[Konsole-devel] [Bug 179039] GUI for BASH (possibly other shells as well) autocompletion feature

Robert Knight robertknight at gmail.com
Thu Jan 1 19:19:11 UTC 2009


http://bugs.kde.org/show_bug.cgi?id=179039





--- Comment #5 from Robert Knight <robertknight gmail com>  2009-01-01 20:19:10 ---
> That's true, but if we take some less-known shell,
> than hardly anyone will even notice the new feature,
> because hardly anyone uses such a shell...

Any new or lesser-known 'brand' (commercial or not) will have that problem and
yet there ones which succeed.  I personally am unsure whether trying to wrestle
bash or zsh into shape would be sufficiently productive.  If I were just trying
to add popup auto-completion and absolutely nothing else then maybe - but given
the use cases you outlined above I think you need more than that.  

> I have a directory full of pictures downloaded from 
> the Internet (thousands of them), some of them have really long filenames.

If you're trying to find a picture or music without suitable tagging or some
other text mapping then a text based terminal really isn't the right tool.  I
would use Dolphin or Gwenview for this - both of which support image previews
and simple image manipulation.  Dolphin can sort and group files by
date/type/size etc. as well and in KDE 4.2 the preview size can be scaled
interactively via a slider bar at the bottom of the window.  Alternatively you
can use a program like imgseek which provides content-based searching (I
believe Digikam has this as well in very recent versions) where you can find a
picture using a crude sketch of the content.

Although to be quite frank, if I wanted to find a picture again which came from
a public source on the web then using Google/flickr/MSN Live image search might
well get the quickest results.

> Kickoff menu (which I find unacceptable, even launching apps
> from the command line is more convenient to me). 

How are you using it?  Normally I would just click on the K-Menu button and
select the icon from the favorites list.  If it isn't in the favorites list
then just typing in 'movie', 'music', 'burning', 'game', 'terminal' or similar
finds appropriate applications and you can then launch them with the mouse or
the keyboard.  If I wanted to browse through a selection (eg. to find a game to
play for a few minutes) then I go to the Applications menu.
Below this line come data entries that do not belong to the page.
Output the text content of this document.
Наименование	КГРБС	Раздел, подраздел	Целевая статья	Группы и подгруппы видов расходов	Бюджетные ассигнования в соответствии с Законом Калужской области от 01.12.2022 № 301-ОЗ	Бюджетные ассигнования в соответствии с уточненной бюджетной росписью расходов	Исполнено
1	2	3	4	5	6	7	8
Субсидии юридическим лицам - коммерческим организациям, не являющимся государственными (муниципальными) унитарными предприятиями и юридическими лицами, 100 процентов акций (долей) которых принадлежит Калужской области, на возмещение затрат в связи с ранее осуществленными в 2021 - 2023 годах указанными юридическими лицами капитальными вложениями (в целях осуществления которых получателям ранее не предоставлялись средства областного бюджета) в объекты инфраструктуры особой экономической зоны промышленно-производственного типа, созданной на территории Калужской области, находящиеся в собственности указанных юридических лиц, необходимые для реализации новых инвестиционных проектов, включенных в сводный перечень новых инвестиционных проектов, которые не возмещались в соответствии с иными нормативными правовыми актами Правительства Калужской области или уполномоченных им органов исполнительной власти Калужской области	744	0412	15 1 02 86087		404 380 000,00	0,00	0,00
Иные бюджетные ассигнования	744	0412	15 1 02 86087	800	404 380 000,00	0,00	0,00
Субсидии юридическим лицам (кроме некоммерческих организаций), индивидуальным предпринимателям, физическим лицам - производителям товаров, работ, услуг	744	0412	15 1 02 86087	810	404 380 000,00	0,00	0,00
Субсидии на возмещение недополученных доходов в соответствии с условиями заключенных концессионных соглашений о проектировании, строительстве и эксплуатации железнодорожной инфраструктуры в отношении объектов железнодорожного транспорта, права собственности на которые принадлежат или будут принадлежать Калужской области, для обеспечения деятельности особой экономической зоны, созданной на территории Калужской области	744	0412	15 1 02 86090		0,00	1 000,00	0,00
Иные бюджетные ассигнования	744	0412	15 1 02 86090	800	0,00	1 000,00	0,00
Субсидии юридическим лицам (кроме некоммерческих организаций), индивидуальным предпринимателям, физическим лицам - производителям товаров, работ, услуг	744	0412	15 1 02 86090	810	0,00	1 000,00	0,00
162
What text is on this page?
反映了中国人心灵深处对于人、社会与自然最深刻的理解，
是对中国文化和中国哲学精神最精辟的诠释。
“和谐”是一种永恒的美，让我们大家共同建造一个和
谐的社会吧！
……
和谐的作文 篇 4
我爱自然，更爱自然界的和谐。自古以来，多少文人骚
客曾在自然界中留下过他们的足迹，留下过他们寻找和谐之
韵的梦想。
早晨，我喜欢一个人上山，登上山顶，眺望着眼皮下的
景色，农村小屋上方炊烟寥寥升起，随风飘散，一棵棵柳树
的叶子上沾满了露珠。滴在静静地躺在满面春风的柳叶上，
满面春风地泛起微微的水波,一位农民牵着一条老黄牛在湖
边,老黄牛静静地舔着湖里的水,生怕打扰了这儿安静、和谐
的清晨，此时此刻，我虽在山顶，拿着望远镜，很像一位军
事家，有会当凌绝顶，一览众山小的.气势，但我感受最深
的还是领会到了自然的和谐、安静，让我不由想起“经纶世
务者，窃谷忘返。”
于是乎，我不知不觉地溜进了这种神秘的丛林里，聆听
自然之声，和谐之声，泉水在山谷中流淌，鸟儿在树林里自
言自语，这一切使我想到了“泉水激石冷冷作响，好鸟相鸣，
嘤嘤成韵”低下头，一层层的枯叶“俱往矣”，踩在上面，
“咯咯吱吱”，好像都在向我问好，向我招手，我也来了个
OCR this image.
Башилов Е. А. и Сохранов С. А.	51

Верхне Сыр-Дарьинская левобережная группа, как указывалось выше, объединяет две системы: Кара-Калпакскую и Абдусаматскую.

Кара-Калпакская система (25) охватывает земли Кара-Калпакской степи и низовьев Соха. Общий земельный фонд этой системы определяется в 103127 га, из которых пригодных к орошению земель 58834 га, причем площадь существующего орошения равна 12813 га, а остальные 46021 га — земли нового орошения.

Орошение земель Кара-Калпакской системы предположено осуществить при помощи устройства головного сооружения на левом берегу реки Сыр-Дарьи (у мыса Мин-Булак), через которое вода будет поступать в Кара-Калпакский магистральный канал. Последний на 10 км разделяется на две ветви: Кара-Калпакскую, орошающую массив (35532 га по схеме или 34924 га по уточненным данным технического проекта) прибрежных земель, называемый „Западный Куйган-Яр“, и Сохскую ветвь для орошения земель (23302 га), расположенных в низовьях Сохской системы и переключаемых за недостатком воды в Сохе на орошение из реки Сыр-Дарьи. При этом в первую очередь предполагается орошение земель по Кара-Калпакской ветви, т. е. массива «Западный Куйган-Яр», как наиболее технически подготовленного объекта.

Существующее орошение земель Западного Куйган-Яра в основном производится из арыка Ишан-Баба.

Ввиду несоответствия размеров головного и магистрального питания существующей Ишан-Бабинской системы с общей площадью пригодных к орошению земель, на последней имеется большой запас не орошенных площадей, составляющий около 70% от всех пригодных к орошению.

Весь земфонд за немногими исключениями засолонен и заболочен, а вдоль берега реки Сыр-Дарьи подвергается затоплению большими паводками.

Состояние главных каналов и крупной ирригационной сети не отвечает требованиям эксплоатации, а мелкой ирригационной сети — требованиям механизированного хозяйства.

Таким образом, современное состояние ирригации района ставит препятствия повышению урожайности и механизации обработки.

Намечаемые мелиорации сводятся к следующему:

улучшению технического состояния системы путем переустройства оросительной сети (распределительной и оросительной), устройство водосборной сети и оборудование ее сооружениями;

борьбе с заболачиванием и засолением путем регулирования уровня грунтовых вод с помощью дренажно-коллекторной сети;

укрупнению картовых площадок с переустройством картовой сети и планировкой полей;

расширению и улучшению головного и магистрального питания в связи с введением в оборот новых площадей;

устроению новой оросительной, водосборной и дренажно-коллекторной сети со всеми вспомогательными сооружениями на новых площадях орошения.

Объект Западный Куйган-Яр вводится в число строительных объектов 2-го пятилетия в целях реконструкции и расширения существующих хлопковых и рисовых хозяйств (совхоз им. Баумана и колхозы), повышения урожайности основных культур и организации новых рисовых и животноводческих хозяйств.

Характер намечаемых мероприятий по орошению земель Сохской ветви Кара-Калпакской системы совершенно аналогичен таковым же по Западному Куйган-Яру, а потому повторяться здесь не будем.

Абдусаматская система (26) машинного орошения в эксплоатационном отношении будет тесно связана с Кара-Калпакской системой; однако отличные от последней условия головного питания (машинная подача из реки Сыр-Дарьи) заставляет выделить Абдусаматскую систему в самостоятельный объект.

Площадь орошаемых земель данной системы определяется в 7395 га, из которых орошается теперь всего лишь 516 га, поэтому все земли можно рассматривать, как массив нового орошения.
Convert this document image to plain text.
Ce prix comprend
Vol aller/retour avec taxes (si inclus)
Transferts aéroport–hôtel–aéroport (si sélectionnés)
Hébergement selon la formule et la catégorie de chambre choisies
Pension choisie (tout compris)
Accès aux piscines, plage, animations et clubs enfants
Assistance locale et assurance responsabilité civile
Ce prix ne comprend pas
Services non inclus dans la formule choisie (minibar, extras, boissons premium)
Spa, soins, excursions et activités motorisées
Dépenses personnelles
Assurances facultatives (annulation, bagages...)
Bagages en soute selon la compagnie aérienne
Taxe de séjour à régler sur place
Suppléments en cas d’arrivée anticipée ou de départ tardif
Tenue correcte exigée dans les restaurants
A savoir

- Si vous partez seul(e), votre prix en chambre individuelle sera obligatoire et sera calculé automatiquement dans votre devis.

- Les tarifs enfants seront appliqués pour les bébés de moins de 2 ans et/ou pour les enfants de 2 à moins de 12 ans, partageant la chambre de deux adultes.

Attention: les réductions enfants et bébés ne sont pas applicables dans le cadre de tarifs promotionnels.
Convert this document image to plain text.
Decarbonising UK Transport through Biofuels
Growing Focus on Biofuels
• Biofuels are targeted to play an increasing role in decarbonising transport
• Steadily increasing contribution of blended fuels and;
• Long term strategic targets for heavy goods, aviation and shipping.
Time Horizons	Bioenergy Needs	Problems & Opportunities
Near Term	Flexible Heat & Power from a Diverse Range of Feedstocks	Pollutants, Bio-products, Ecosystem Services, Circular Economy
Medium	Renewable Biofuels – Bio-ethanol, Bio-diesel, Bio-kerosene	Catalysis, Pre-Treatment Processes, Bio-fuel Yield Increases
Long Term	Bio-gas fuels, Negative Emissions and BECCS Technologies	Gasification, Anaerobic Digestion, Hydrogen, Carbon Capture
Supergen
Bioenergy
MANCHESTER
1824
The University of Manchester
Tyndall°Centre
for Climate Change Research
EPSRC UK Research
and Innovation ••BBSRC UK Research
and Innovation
> Reading all the output from 'TAB' press using a GUI window (which would 
> disappear as soon as it was not needed anymore) would be much more pleasant

> when 5 minutes later I wanted to look back
> for output of some previous command. 

In which case showing command help in a separate window is not going to be
enough because you'll still need to skip past the output of previously executed
commands other than auto-completion help.  You're right that the current shell
UI is not very good in this respect - which is why people tend to execute
similar queries over and over, possibly applying different filters each time. 
A couple of options here would be 'folding' the output of commands so you could
hide output from commands you're not interested in or the ability to recall the
output of a previous command - some shells (sadly not bash as far as I know)
provide this facility, for example http://hotwire-shell.org/.

I'm not saying that your suggestion (finding a way to display command help in a
different window - like 'man <command>' does) wouldn't help but I don't think
it would really address the problem either.